Durante i controversi anni Ottanta si era incominciato
a dibattere sul futuro della musica rock. Si usciva dalla furia nichilista
del punk e le nuove generazioni non sembravano all’altezza dei miti dei
sixties, i quali iniziavano ad avere i capelli bianchi ma continuavano
a stare sulla scena pur non avendone più, secondo molti, titolo. Hugo
Race in quegli anni iniziava la sua carriera, dapprima nei Bad Seeds
e poi nei Wreckery, band da lui stesso fondata a Melbourne e siamo certi
che all’epoca neppure si ponesse il problema. Da allora abbiamo scoperto
che si può suonare una chitarra elettrica ed incendiare un palco, rimanendo
ispirati e diversamente rivoluzionari, anche se si sono abbondantemente
superati gli anta. Il vero rischio è però quello di restare intrappolati
nei personaggi giovanili, diventare ostili ai cambiamenti e fingere che
il passare del tempo sia una faccenda che riguarda altri. Da credibili
a patetici, a ben guardare, superata una certa età, è un attimo.
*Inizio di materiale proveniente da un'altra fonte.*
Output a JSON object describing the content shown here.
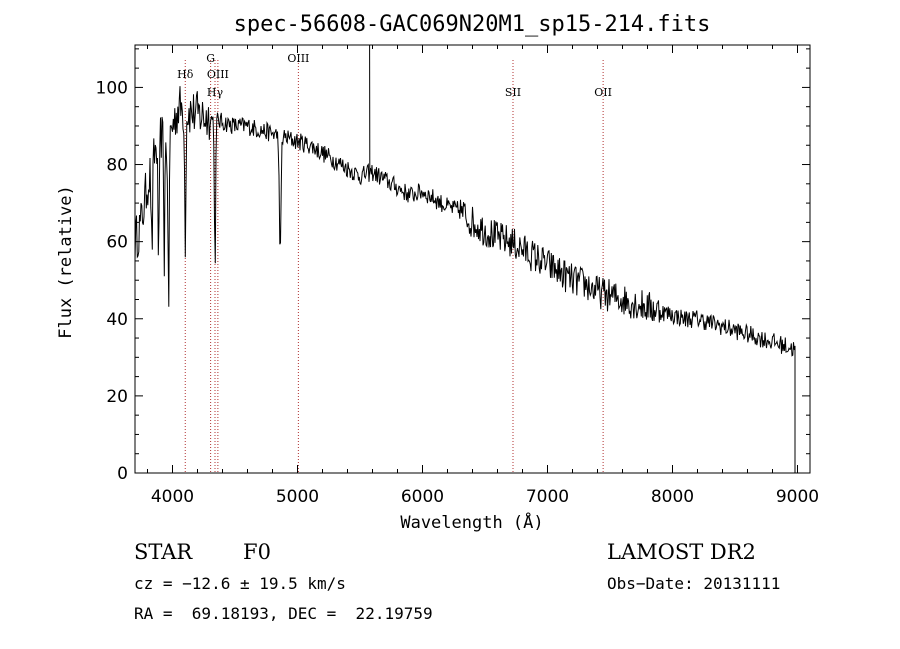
{
  "chart_data": {
    "type": "line",
    "title": "spec-56608-GAC069N20M1_sp15-214.fits",
    "xlabel": "Wavelength (Å)",
    "ylabel": "Flux (relative)",
    "xlim": [
      3700,
      9100
    ],
    "ylim": [
      0,
      111
    ],
    "xticks": [
      4000,
      5000,
      6000,
      7000,
      8000,
      9000
    ],
    "yticks": [
      0,
      20,
      40,
      60,
      80,
      100
    ],
    "spectrum_anchors": {
      "x": [
        3700,
        3750,
        3800,
        3850,
        3900,
        3950,
        4000,
        4050,
        4100,
        4200,
        4300,
        4400,
        4500,
        4600,
        4700,
        4800,
        4900,
        5000,
        5100,
        5200,
        5300,
        5400,
        5500,
        5600,
        5700,
        5800,
        5900,
        6000,
        6100,
        6200,
        6300,
        6400,
        6500,
        6600,
        6700,
        6800,
        6900,
        7000,
        7100,
        7200,
        7300,
        7400,
        7500,
        7600,
        7700,
        7800,
        7900,
        8000,
        8100,
        8200,
        8300,
        8400,
        8500,
        8600,
        8700,
        8800,
        8900,
        8980
      ],
      "y": [
        60,
        65,
        75,
        82,
        88,
        85,
        90,
        95,
        94,
        93,
        92,
        91,
        90,
        90,
        89,
        88,
        87,
        86,
        85,
        83,
        81,
        79,
        77,
        78,
        76,
        74,
        72,
        73,
        71,
        69,
        68,
        65,
        63,
        61,
        60,
        58,
        56,
        54,
        52,
        50,
        49,
        47,
        46,
        45,
        44,
        43,
        42,
        41,
        40,
        40,
        39,
        38,
        37,
        36,
        35,
        34,
        33,
        32
      ]
    },
    "absorption_lines": [
      {
        "x": 3835,
        "depth": 22,
        "width": 8
      },
      {
        "x": 3889,
        "depth": 32,
        "width": 8
      },
      {
        "x": 3934,
        "depth": 30,
        "width": 6
      },
      {
        "x": 3968,
        "depth": 45,
        "width": 7
      },
      {
        "x": 4102,
        "depth": 33,
        "width": 7
      },
      {
        "x": 4340,
        "depth": 38,
        "width": 7
      },
      {
        "x": 4861,
        "depth": 33,
        "width": 9
      }
    ],
    "emission_spike": {
      "x": 5577,
      "y": 111
    },
    "line_markers": [
      {
        "x": 4102,
        "label": "Hδ",
        "row": 1
      },
      {
        "x": 4305,
        "label": "G",
        "row": 0
      },
      {
        "x": 4340,
        "label": "Hγ",
        "row": 2
      },
      {
        "x": 4363,
        "label": "OIII",
        "row": 1
      },
      {
        "x": 5007,
        "label": "OIII",
        "row": 0
      },
      {
        "x": 6724,
        "label": "SII",
        "row": 2
      },
      {
        "x": 7445,
        "label": "OII",
        "row": 2
      }
    ],
    "noise_scale": 2.4
  },
  "info": {
    "object_class": "STAR",
    "subclass": "F0",
    "survey": "LAMOST DR2",
    "cz": "cz = −12.6 ± 19.5 km/s",
    "obs_date": "Obs−Date: 20131111",
    "radec": "RA =  69.18193, DEC =  22.19759"
  }
}
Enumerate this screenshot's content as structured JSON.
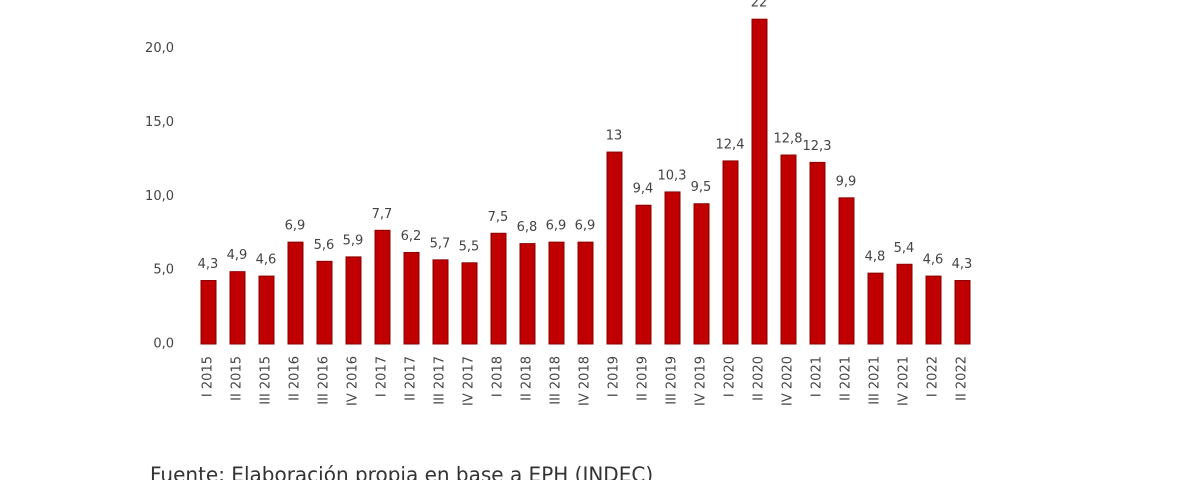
{
  "chart_data": {
    "type": "bar",
    "categories": [
      "I 2015",
      "II 2015",
      "III 2015",
      "II 2016",
      "III 2016",
      "IV 2016",
      "I 2017",
      "II 2017",
      "III 2017",
      "IV 2017",
      "I 2018",
      "II 2018",
      "III 2018",
      "IV 2018",
      "I 2019",
      "II 2019",
      "III 2019",
      "IV 2019",
      "I 2020",
      "II 2020",
      "IV 2020",
      "I 2021",
      "II 2021",
      "III 2021",
      "IV 2021",
      "I 2022",
      "II 2022"
    ],
    "values": [
      4.3,
      4.9,
      4.6,
      6.9,
      5.6,
      5.9,
      7.7,
      6.2,
      5.7,
      5.5,
      7.5,
      6.8,
      6.9,
      6.9,
      13,
      9.4,
      10.3,
      9.5,
      12.4,
      22,
      12.8,
      12.3,
      9.9,
      4.8,
      5.4,
      4.6,
      4.3
    ],
    "value_labels": [
      "4,3",
      "4,9",
      "4,6",
      "6,9",
      "5,6",
      "5,9",
      "7,7",
      "6,2",
      "5,7",
      "5,5",
      "7,5",
      "6,8",
      "6,9",
      "6,9",
      "13",
      "9,4",
      "10,3",
      "9,5",
      "12,4",
      "22",
      "12,8",
      "12,3",
      "9,9",
      "4,8",
      "5,4",
      "4,6",
      "4,3"
    ],
    "color": "#c00000",
    "ylim": [
      0,
      23.3
    ],
    "yticks": [
      {
        "value": 0,
        "label": "0,0"
      },
      {
        "value": 5,
        "label": "5,0"
      },
      {
        "value": 10,
        "label": "10,0"
      },
      {
        "value": 15,
        "label": "15,0"
      },
      {
        "value": 20,
        "label": "20,0"
      }
    ],
    "grid": false,
    "source": "Fuente: Elaboración propia en base a EPH (INDEC)"
  }
}
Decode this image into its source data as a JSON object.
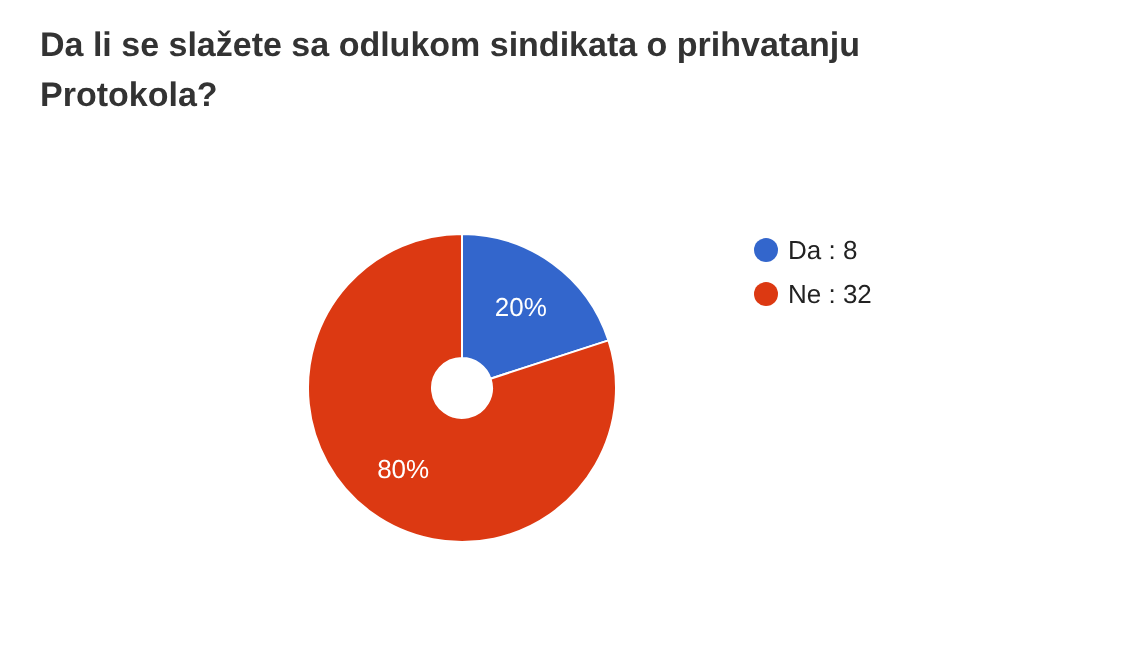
{
  "chart_data": {
    "type": "donut",
    "title": "Da li se slažete sa odlukom sindikata o prihvatanju Protokola?",
    "categories": [
      "Da : 8",
      "Ne : 32"
    ],
    "values": [
      20,
      80
    ],
    "colors": [
      "#3366cc",
      "#dc3912"
    ],
    "value_labels": [
      "20%",
      "80%"
    ],
    "legend": "right"
  }
}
La forza di un’artista è invece quella di attingere con spirito critico
al proprio vissuto, di “invecchiare” assieme alla propria musica, prendendo
atto che andando avanti con l’età si diventa altro e non necessariamente
qualcosa di peggio, anzi. In questo quadro, Hugo non si colloca certo
nella categoria “giovani a prescindere” e il suo nuovo lavoro, sul filone
del precedente Taken
by the Dream, altro non è se non l’elaborazione di quarant’anni
di dischi, concerti, esplorazioni, viaggi e passioni di un uomo e di un
musicista che non ha abiurato le proprie idee ma le ha pian piano traghettate
in una nuova era, assecondando il progressivo inevitabile divenire. Un
po' come il suo amico e mentore Nick Cave, marchia la sua musica con il
suo metodo e con il suo stile ma ci mette la classe, la testa e l’esperienza
del cinquantanovenne subentrato all’acerbo ventenne tutto preso a rincorrere
i suoi sogni rock’n’roll.
Once Upon a Time in Italy contiene perciò le impronte dei
progetti passati ma sfascia e ricompone, con ingegno, le trame e gli orditi
già intrecciati. Le atmosfere sono sempre cupe e fascinose, il blues modernista
ed ipnotico detta ancora la linea, così come la spiccata attitudine scenografica
dei brani continua a prolungare gli sguardi, portandoli oltre i confini
del visibile ma è la capacità di scendere in profondità nello sviluppo
della narrazione, di ammantare il tutto con un’aura di sacralità che segna
la netta distanza dal giovanotto che faceva da spalla a Nick “the Stripper”.
Hugo, come direbbe Tom Waits, è uno che ha il voodoo. Lo ha sempre avuto
e la voce, i suoni, la dimensione intima e liturgica in cui trovano sviluppo
le canzoni, ora più che mai ci riconducono alla sua spiritualità, al suo
forte legame con le radici e con l’essenza della musica. Per essere più
chiari, non c’è dubbio che egli sia quello degli esordi, di Valley of
Light, dei Dirtmusic e di altri cento progetti.
È tutto questo ma in maniera differente. E in questa trasformazione un
ruolo notevole l’hanno avuto i Fatalists (Diego Sapignoli e Francesco
Giampaoli), qui ancora una volta al suo fianco, e l’Italia, terra che
lo ha a lungo ospitato. Non è un caso, infatti, che assieme ai 10 pezzi
ufficiali dell’album, abbia aggiunto un EP (C’era una Volta in Italia)
con 4 brani in italiano e che abbia voluto citare, al di là del già eloquente
titolo, il cinema nostrano ed il maestro Morricone.
Il disco è di una bellezza segreta, sotterranea. Bisogna ripulire le perle
che lo compongono che vederle brillare. Musicalmente approfondisce la
componente folk, deprivandola dell’aspetto rurale. La cover di Hurdy
Gurdy Man di Donovan è l’elemento classico, mentre la versione contemporanea
trova la miglior forma nel duetto con Georgia Knight (Gold Digger)
e nei ceselli articolati dal violino di TJ Howden che emergono già nella
desertica Atomized. Mining the Moon e San Leone fluttuano
nelle stesse acque incantate in cui era solito navigare il già citato
Tom Waits, mentre la title track è l’omaggio definitivo al Bel Paese e
fa tramontare la luce su un disco di suggestiva eleganza.